Mon, Oct
0 New Articles

Samsung enters virtual reality, Sony launches smartwatch, Nokia tries Denim


Samsung has ventured into the world of virtual reality, unveiling its first headset amid a busy range of announcements at the annual IFA show in Germany.

The Gear VR uses technology from Oculus, Facebook's virtual reality company, with users plugging Samsung's Galaxy Note 4, also announced yesterday, into the headset.

The phablet plugs into the headset via a microUSB connection. The Note 4 is wireless, unlike Oculus's own Rift headset, and has a 5.7 inch quad-HD Super Amoled screen. Users are able to navigate by using a touch pad, back button and volume key on the headset.

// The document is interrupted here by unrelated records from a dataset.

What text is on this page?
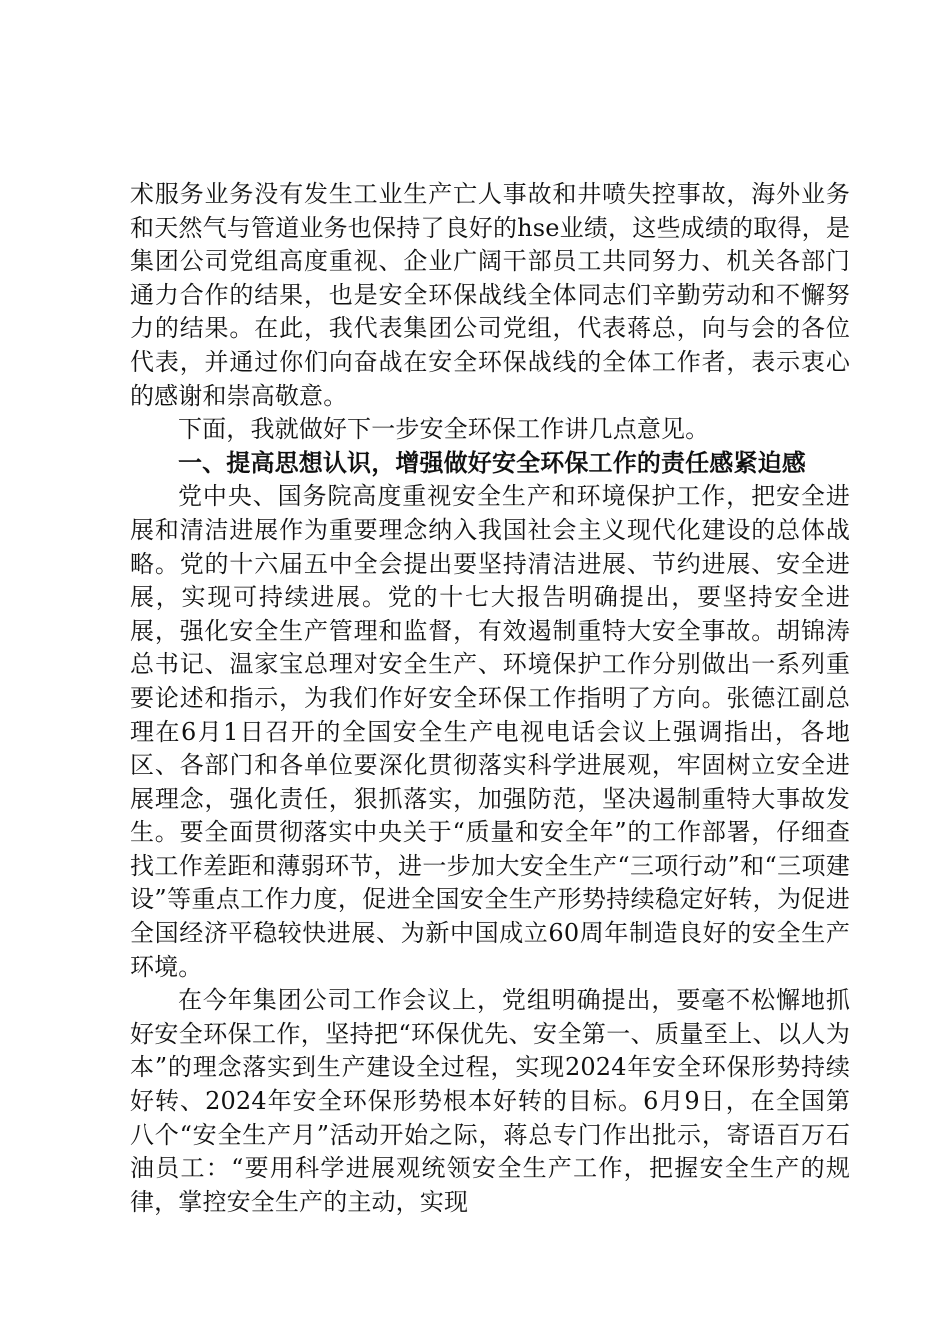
术服务业务没有发生工业生产亡人事故和井喷失控事故，海外业务和天然气与管道业务也保持了良好的hse业绩，这些成绩的取得，是集团公司党组高度重视、企业广阔干部员工共同努力、机关各部门通力合作的结果，也是安全环保战线全体同志们辛勤劳动和不懈努力的结果。在此，我代表集团公司党组，代表蒋总，向与会的各位代表，并通过你们向奋战在安全环保战线的全体工作者，表示衷心的感谢和崇高敬意。

下面，我就做好下一步安全环保工作讲几点意见。

一、提高思想认识，增强做好安全环保工作的责任感紧迫感

党中央、国务院高度重视安全生产和环境保护工作，把安全进展和清洁进展作为重要理念纳入我国社会主义现代化建设的总体战略。党的十六届五中全会提出要坚持清洁进展、节约进展、安全进展，实现可持续进展。党的十七大报告明确提出，要坚持安全进展，强化安全生产管理和监督，有效遏制重特大安全事故。胡锦涛总书记、温家宝总理对安全生产、环境保护工作分别做出一系列重要论述和指示，为我们作好安全环保工作指明了方向。张德江副总理在6月1日召开的全国安全生产电视电话会议上强调指出，各地区、各部门和各单位要深化贯彻落实科学进展观，牢固树立安全进展理念，强化责任，狠抓落实，加强防范，坚决遏制重特大事故发生。要全面贯彻落实中央关于“质量和安全年”的工作部署，仔细查找工作差距和薄弱环节，进一步加大安全生产“三项行动”和“三项建设”等重点工作力度，促进全国安全生产形势持续稳定好转，为促进全国经济平稳较快进展、为新中国成立60周年制造良好的安全生产环境。

在今年集团公司工作会议上，党组明确提出，要毫不松懈地抓好安全环保工作，坚持把“环保优先、安全第一、质量至上、以人为本”的理念落实到生产建设全过程，实现2024年安全环保形势持续好转、2024年安全环保形势根本好转的目标。6月9日，在全国第八个“安全生产月”活动开始之际，蒋总专门作出批示，寄语百万石油员工：“要用科学进展观统领安全生产工作，把握安全生产的规律，掌控安全生产的主动，实现
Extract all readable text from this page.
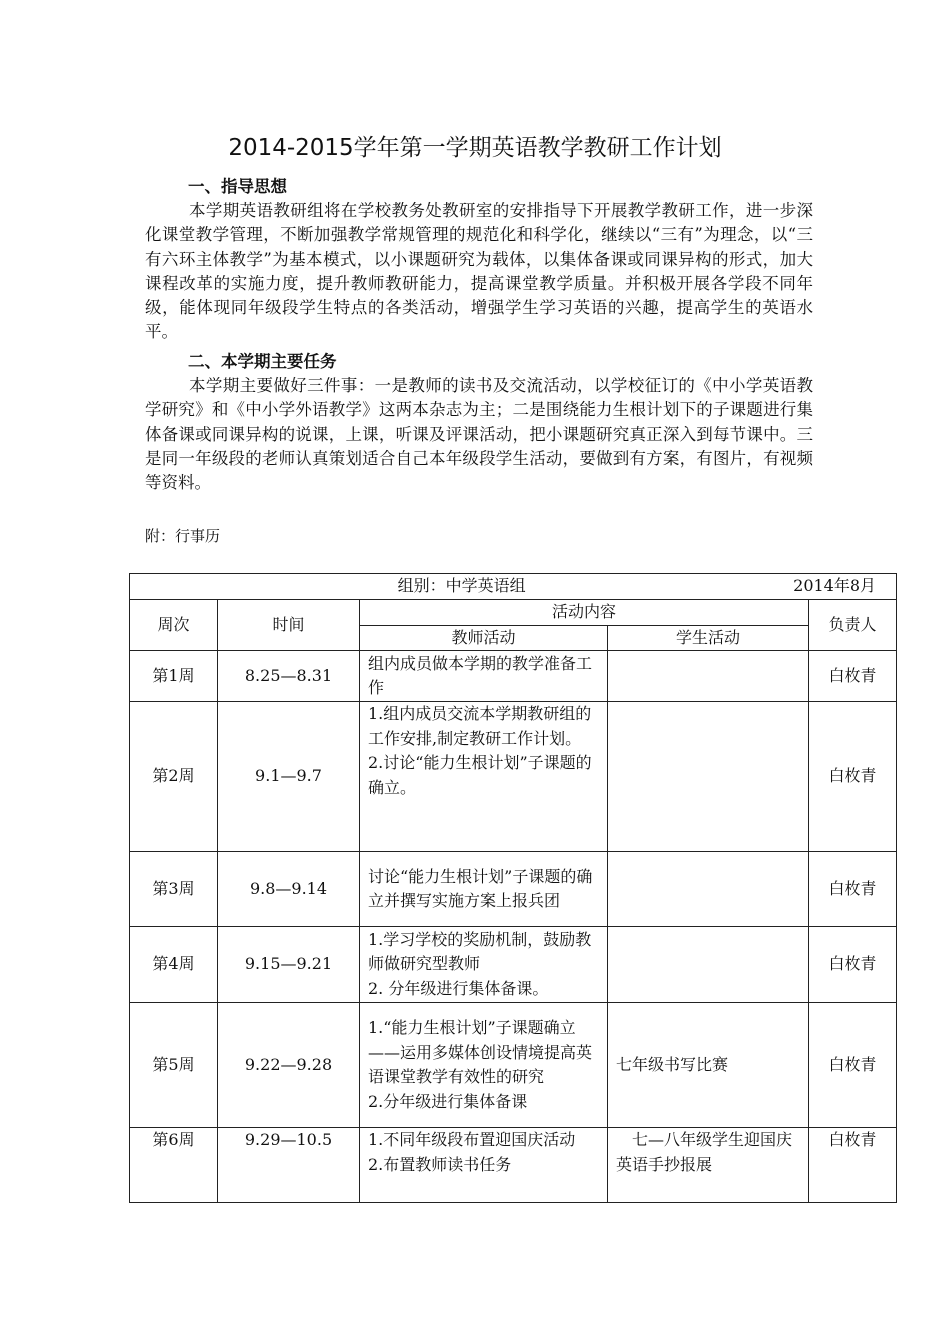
2014-2015学年第一学期英语教学教研工作计划
一、指导思想

本学期英语教研组将在学校教务处教研室的安排指导下开展教学教研工作，进一步深化课堂教学管理，不断加强教学常规管理的规范化和科学化，继续以“三有”为理念，以“三有六环主体教学”为基本模式，以小课题研究为载体，以集体备课或同课异构的形式，加大课程改革的实施力度，提升教师教研能力，提高课堂教学质量。并积极开展各学段不同年级，能体现同年级段学生特点的各类活动，增强学生学习英语的兴趣，提高学生的英语水平。

二、本学期主要任务

本学期主要做好三件事：一是教师的读书及交流活动，以学校征订的《中小学英语教学研究》和《中小学外语教学》这两本杂志为主；二是围绕能力生根计划下的子课题进行集体备课或同课异构的说课，上课，听课及评课活动，把小课题研究真正深入到每节课中。三是同一年级段的老师认真策划适合自己本年级段学生活动，要做到有方案，有图片，有视频等资料。

附：行事历
组别：中学英语组 2014年8月				

周次	时间	活动内容		负责人
		教师活动	学生活动	
第1周	8.25—8.31	组内成员做本学期的教学准备工作		白枚青
第2周	9.1—9.7	1.组内成员交流本学期教研组的工作安排,制定教研工作计划。
2.讨论“能力生根计划”子课题的确立。		白枚青
第3周	9.8—9.14	讨论“能力生根计划”子课题的确立并撰写实施方案上报兵团		白枚青
第4周	9.15—9.21	1.学习学校的奖励机制，鼓励教师做研究型教师
2. 分年级进行集体备课。		白枚青
第5周	9.22—9.28	1.“能力生根计划”子课题确立——运用多媒体创设情境提高英语课堂教学有效性的研究
2.分年级进行集体备课	七年级书写比赛	白枚青
第6周	9.29—10.5	1.不同年级段布置迎国庆活动
2.布置教师读书任务	七—八年级学生迎国庆英语手抄报展	白枚青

The headset will be launched later this year as an "Innovator Edition" and will initially be targeted at early adopters.

JK Shin, President and CEO of IT & Mobile Communications Division at Samsung Electronics, said: "The Samsung Gear VR goes far beyond expectations of how mobile technology can be used to consume content, and is a powerful representation of the progressive innovation of the Gear series. We are pleased to have partnered with Oculus VR to bring this incredibly immersive mobile content experience to consumers.”

Along with announcing the Note 4, which also features an improved fingerprint scanner and UV sensor and is Samsung's first metal handset, the manufacturer also revealed the Galaxy Note Edge.

This phablet device has a curved screen that allows users to access most used apps and receive alerts without disturbing what is on the wider screen.

The product announcements, which follow last week's reveal of a new Gear S smartwatch, come ahead of Apple announcing the new iPhone next Tuesday.

Ben Wood, Chief of Research at CCS Insight, commented: “Samsung needs the Galaxy Note 4 to be a hit. It has to make up some of the ground it lost as a result of the relatively poor reception to the all-plastic Galaxy S5 when it was launched in February. Samsung will be hoping the new metal based “Alpha” design language delivers a premium package in the eyes of consumers and does enough to be competitive against Apple’s much anticipated iPhone 6.

“The age of the phablet is effectively over. Most flagship smartphones now have screens of five inches or more. We’ve come a long way since Samsung announced its first Note device in Berlin three years ago (2011) when its size was greeted with incredulity.” 

Meanwhile, Sony launched its first smartwatch to be developed using Google's Android Wear software. The Smartwatch 3 features a 1.6 inch screen, microphone and Bluetooth connectivity.

The manufacturer also launched a Lifelog app, which allows consumers to track lifestyle data.

A new Smartband Talk device has a curved 1.4 inch e-ink screen and supports HD Voice for short calls.

Sony also launched a new range of its Xperia smartphones, which feature the ability to play Playstation 4 games by plugging the device into a specially built controller socket.

CCS's Wood added: "Sony will be hoping [Remote Play] will provide a hook for PS4 owners to choose a Sony smartphone versus a rival device from the likes of Apple and Samsung. Sony’s decision to use Android Wear for its new smartwatch is a good move as it is quickly emerging as the defacto software platform for smartwatches beyond whatever Apple eventually announces.

“Sony has no room for complacency. A year ago it was the leader in smartwatches having announced its first product back in 2006. Samsung’s rapid development cycles have subsequently seen it announce more smartwatches in 12 months than Sony has in eight years.”

Meanwhile, Nokia has revealed three new devices, the "affordable flagship" Lumia 830, priced €330 and released this month, and the "selfie friendly" Lumia 730 Dual SIM and Lumia 735.

It also updated its software with the release of Denim, which has speeded up how long it takes to start the camera app. Other features include 4K video recording and the ability to take better quality images in low light.